Research vs. production coding
I spent years as an academic research fellow, and part of my job involved producing code as well as papers. I thought I was a pretty decent developer. Then I moved into the tech startup space (at Signal) and worked closely with some seriously good software enegineers, who were kind enough to help me learn alongside them.
In a commercial environment, “test driven development” (TDT) means writing the tests first, then writing the actual code until all the tests pass. This works fine but only if you know the end result you’re heading towards. If you have a full spec of the component you’re developing, and you just need to churn out code till you get there, this is fine.
But “research coding” tends to be exploratory, so you don’t know what the result should be until you’ve get there. The goal you’re heading towards is much more high-level and ill-defined.

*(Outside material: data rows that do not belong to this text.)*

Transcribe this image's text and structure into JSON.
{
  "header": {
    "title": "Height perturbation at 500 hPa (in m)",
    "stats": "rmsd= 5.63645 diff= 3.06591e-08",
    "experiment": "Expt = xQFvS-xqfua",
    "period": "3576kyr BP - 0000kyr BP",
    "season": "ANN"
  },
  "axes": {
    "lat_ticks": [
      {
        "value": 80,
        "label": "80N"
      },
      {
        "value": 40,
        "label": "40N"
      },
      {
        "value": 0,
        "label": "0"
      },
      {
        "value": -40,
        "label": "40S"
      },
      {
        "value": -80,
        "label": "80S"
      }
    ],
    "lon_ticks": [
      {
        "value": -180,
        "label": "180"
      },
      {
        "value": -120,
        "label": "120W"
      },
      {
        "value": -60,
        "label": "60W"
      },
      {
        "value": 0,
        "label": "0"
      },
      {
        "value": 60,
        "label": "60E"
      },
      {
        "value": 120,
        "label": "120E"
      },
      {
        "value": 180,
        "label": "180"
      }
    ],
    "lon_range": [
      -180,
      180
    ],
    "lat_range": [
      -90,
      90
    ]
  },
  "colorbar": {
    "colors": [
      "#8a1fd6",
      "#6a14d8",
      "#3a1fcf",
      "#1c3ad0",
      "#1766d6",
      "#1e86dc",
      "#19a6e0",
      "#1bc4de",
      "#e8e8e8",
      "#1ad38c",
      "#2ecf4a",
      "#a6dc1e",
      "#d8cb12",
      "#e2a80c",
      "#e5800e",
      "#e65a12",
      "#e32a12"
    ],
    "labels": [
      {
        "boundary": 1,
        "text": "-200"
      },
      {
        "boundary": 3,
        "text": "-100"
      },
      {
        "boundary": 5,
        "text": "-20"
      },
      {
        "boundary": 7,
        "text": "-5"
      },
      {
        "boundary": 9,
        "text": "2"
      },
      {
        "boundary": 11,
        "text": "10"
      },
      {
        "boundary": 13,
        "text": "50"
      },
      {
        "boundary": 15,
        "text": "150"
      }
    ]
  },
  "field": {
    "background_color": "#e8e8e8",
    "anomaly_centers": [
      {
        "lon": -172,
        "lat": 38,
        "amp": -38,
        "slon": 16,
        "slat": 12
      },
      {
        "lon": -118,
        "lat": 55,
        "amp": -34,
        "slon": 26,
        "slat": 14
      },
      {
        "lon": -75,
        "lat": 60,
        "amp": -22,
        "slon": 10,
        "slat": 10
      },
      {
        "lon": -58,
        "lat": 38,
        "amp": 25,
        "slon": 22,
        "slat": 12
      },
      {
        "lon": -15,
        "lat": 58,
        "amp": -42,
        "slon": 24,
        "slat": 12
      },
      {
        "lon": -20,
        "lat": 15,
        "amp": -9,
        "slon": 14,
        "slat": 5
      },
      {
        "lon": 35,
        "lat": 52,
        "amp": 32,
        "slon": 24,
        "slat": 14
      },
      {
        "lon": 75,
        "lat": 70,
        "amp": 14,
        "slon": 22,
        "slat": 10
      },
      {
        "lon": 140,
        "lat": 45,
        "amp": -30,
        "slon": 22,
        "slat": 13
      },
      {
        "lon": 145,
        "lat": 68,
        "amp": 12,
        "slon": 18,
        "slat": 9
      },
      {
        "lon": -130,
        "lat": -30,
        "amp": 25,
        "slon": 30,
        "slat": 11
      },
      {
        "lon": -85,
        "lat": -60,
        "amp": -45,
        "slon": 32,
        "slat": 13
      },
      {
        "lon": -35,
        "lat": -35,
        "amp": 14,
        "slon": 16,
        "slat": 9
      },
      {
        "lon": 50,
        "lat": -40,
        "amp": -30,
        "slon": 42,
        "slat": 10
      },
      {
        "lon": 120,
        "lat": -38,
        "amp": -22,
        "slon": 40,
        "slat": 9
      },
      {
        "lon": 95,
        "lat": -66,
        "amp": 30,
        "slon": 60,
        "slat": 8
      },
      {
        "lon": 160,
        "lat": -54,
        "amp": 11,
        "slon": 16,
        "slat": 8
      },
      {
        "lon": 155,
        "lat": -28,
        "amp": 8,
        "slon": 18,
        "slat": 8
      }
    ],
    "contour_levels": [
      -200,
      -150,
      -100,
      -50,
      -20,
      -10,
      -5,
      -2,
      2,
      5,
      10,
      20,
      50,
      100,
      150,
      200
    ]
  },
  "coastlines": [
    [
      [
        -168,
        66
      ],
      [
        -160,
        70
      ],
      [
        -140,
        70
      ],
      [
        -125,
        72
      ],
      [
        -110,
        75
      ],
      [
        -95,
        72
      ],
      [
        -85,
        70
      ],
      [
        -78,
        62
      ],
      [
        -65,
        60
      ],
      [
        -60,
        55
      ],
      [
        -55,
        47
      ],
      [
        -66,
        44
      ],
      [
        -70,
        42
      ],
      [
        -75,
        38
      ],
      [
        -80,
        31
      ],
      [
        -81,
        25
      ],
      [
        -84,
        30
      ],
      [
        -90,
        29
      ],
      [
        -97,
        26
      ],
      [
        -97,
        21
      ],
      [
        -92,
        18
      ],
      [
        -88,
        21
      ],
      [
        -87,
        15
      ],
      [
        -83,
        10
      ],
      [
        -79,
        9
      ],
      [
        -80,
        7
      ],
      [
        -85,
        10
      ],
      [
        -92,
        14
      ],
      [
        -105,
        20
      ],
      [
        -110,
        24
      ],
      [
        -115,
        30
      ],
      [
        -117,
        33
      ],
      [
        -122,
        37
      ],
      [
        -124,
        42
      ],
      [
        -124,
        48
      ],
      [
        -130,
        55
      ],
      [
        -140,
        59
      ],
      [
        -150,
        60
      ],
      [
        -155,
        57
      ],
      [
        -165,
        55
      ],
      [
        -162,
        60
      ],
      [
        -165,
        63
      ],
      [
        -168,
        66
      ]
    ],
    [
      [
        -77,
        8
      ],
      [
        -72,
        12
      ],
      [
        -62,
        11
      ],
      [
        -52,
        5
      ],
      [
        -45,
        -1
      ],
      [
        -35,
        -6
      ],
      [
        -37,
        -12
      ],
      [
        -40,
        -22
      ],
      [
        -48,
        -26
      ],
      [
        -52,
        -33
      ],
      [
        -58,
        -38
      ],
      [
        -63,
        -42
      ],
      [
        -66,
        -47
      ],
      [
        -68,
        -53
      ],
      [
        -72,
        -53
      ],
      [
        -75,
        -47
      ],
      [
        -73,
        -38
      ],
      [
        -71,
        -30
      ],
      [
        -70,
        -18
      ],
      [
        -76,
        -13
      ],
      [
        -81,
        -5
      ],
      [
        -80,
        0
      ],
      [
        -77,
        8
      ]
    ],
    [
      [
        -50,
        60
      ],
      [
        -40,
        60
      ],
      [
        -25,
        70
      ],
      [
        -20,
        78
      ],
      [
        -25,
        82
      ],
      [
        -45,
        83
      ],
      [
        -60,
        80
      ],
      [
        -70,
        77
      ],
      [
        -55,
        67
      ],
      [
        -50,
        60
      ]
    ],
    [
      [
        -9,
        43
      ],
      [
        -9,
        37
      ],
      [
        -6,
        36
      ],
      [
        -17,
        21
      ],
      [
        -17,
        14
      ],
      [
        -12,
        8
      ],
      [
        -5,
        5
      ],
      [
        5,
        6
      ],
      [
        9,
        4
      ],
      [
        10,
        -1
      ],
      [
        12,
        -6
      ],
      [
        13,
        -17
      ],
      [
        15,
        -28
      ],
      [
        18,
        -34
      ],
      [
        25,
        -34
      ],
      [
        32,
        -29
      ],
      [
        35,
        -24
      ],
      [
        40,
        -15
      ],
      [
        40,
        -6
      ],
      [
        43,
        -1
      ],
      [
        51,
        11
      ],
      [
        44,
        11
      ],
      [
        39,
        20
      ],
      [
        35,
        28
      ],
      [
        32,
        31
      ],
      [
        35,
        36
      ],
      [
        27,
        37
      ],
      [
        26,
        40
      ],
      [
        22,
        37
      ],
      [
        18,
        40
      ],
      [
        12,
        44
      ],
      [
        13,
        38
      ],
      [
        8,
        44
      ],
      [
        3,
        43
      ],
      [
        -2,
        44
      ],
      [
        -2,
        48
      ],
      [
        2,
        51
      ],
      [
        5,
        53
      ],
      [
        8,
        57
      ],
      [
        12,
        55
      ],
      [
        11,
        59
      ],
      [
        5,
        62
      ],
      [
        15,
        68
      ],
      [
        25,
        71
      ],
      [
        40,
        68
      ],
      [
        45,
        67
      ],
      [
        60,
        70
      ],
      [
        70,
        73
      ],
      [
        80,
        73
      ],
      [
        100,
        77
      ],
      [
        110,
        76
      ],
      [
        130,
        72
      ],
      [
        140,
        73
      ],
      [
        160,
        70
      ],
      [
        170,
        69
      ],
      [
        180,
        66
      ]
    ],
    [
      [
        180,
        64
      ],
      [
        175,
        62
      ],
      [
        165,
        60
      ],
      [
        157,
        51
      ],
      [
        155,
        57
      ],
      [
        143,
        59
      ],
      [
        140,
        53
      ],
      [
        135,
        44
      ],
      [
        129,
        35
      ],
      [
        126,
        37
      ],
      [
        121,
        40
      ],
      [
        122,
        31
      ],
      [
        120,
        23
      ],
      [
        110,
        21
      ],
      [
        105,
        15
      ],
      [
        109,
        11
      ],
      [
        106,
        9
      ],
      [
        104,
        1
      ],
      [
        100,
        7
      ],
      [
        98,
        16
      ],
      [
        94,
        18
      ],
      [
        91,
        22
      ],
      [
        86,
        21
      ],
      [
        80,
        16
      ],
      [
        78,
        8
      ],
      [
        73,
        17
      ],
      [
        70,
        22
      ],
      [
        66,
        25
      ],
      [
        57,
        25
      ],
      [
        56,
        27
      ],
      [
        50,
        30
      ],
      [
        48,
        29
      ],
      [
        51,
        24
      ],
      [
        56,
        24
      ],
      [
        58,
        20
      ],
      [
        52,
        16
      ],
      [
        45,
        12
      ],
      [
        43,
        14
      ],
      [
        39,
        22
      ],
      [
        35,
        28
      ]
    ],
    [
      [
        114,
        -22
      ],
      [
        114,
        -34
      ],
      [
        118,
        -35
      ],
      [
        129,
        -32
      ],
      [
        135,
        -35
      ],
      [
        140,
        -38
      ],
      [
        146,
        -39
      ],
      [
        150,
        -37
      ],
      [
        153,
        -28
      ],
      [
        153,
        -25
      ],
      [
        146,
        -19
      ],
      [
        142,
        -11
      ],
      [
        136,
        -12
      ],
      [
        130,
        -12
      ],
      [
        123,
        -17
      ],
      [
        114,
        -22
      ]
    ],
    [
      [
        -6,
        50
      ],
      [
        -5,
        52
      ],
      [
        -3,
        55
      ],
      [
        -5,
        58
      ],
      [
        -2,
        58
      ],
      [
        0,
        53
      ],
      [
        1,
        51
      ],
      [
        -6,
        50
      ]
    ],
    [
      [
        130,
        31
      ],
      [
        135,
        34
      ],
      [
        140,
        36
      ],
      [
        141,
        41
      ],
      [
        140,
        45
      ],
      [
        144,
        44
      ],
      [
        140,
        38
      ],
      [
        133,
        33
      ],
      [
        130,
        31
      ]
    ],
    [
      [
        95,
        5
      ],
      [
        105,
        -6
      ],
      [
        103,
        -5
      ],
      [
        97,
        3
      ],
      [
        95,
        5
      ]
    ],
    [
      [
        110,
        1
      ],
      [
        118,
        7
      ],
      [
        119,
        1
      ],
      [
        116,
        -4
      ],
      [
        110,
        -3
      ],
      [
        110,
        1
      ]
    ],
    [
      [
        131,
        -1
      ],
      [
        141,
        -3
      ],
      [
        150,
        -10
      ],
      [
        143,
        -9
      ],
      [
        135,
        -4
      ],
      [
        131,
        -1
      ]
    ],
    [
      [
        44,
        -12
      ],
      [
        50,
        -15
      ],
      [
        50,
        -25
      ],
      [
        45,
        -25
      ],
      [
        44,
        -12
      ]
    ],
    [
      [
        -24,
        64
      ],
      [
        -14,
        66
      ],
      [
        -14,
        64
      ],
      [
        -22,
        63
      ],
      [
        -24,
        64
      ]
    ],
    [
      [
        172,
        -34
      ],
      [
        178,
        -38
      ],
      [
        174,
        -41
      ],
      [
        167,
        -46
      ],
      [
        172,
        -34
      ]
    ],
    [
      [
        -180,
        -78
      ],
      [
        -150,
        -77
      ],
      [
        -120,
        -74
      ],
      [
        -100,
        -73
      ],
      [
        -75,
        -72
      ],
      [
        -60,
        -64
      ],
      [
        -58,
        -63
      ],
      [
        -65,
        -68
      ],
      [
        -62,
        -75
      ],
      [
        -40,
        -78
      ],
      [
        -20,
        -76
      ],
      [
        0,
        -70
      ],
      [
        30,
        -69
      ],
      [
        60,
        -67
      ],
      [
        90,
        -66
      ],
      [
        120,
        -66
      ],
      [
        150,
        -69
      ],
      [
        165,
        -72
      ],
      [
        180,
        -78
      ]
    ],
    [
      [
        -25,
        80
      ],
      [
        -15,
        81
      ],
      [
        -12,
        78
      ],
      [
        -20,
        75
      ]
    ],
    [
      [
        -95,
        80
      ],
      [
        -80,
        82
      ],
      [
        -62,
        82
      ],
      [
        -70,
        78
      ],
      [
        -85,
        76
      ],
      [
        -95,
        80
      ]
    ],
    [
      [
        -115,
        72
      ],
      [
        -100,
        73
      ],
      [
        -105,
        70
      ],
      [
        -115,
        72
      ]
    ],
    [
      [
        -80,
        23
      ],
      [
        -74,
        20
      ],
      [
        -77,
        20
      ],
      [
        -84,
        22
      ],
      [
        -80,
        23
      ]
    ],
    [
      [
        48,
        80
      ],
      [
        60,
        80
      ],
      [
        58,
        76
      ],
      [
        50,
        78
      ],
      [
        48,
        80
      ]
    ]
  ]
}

One aspct of a lot of data science is to explore data, to explore methods and algorithms until you’ve learned what is possible – and to then turn that into high quality production-ready code. So one hybrid approach that I’ve found useful sometimes is to do the exploratory research coding, then write a formal set of unit tests, and then refactor the code so that it a) still passes the tests and b) meets other criteria (e.g. performance, readability, colloquialisms). This is better than never writing those tests!
But sometimes, it’s worth going further: instead of refactoring the inevitably messy exploratory code, it can be better to start with a blank page. The outcome of the exploration is not a first draft of your code, but rather the learnings about what is possible and practical. So do the exploration, then write a spec (even if only to clarify your thoughts), and then switch to TDT mode.